The doors of the lift slid open and I found Frau B sitting in her wheelchair, waiting.
Heaviness hung in the air. It was a bad day for me to be late.
“I’ve been so sad this past while,” she said when we were back in her room. “I couldn’t hold back the tears.”
We looked out the window at the tree. Its stark crown stood out against the grey sky. A gust of wind swept a handful of orange leaves off its lower branches. We watched them swirl to the ground.
“The weather doesn’t help,” she said.
We’d arranged to clear out the wardrobe, a task I was not looking forward to. Frau B is a back-seat tidier.
“No Katechen!” she will say as I stand haplessly before the wardrobe. “Hang it up so the zip faces left!”
“No!” she exclaims when I do what I’m told. “Put it over there with the blouses.”
We got the job done, and by the time I’d closed the wardrobe door, Frau B’s sadness had morphed to anger.
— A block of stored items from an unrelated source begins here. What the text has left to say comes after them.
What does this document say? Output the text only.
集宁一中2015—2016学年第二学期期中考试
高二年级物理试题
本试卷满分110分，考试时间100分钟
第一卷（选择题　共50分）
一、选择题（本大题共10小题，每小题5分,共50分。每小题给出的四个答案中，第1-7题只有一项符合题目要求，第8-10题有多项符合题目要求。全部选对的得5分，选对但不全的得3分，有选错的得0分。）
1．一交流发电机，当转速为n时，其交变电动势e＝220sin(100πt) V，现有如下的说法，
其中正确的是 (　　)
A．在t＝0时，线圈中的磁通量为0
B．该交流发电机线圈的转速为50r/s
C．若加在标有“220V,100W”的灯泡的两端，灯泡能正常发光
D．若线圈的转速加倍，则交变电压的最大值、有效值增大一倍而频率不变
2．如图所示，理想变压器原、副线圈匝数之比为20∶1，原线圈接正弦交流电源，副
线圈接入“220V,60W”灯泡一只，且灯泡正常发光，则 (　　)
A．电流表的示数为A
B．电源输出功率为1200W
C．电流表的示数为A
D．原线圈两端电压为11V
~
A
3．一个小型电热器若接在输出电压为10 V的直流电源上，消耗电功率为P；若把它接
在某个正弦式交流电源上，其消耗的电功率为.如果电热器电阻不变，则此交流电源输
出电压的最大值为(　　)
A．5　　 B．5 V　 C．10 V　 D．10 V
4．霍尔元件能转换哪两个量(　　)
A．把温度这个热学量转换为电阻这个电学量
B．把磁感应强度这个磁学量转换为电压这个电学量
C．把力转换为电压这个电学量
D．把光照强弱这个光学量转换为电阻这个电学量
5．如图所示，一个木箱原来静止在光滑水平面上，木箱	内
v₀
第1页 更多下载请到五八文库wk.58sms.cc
I found out when I tried to convince her that a sticker might be the solution to an ongoing problem she’s been having with her television.
Frau B’s fingers are crooked and hook-like so she often ends up pressing the wrong button on her remote control.
This results in a maddening situation where she cannot remove the teletext from the screen.
My suggested solution, as with all uncooperative technology, is to turn the offending device off and on again.
But there’s little point if you don’t know where the on button is. So I’d brought along some luminous stickers I thought could be used to mark the right button.
Frau B was having none of it.
“That’s not the on button,” she insisted when I showed her. “It’s somewhere down here.”
I politely persevered.
“NO Katechen!” she snapped. “That’s NOT where it is!”
I put the stickers away.
“You meant well,” she said.
I reached for the book and we continued the story about Rosa Luxembourg, which had captivated Frau B last week.
I was a few sentences in when she asked me to stop. “Let’s just chat instead,” she said.
“Sure.”
Frau B’s sadness-turned anger had morphed into remorse.
“You’re my one and only, Katechen” she said. “You really have no idea where I’d be without you….”
Her eyes were glistening and her gaze reached far beyond me.
“And me without you!” I said, with that false kind of brightness that stops you from welling up.
“And I was so snappy with you!” she said.
“Nonsense!”
“My mother always said I would find someone to take care of me in old age,” she said. “And then you came along.”
“You see, mothers are always right!” I said, and made her laugh.
We sat there for a while, looking at the falling leaves, safe in the knowledge that this kind of melancholy too would lift.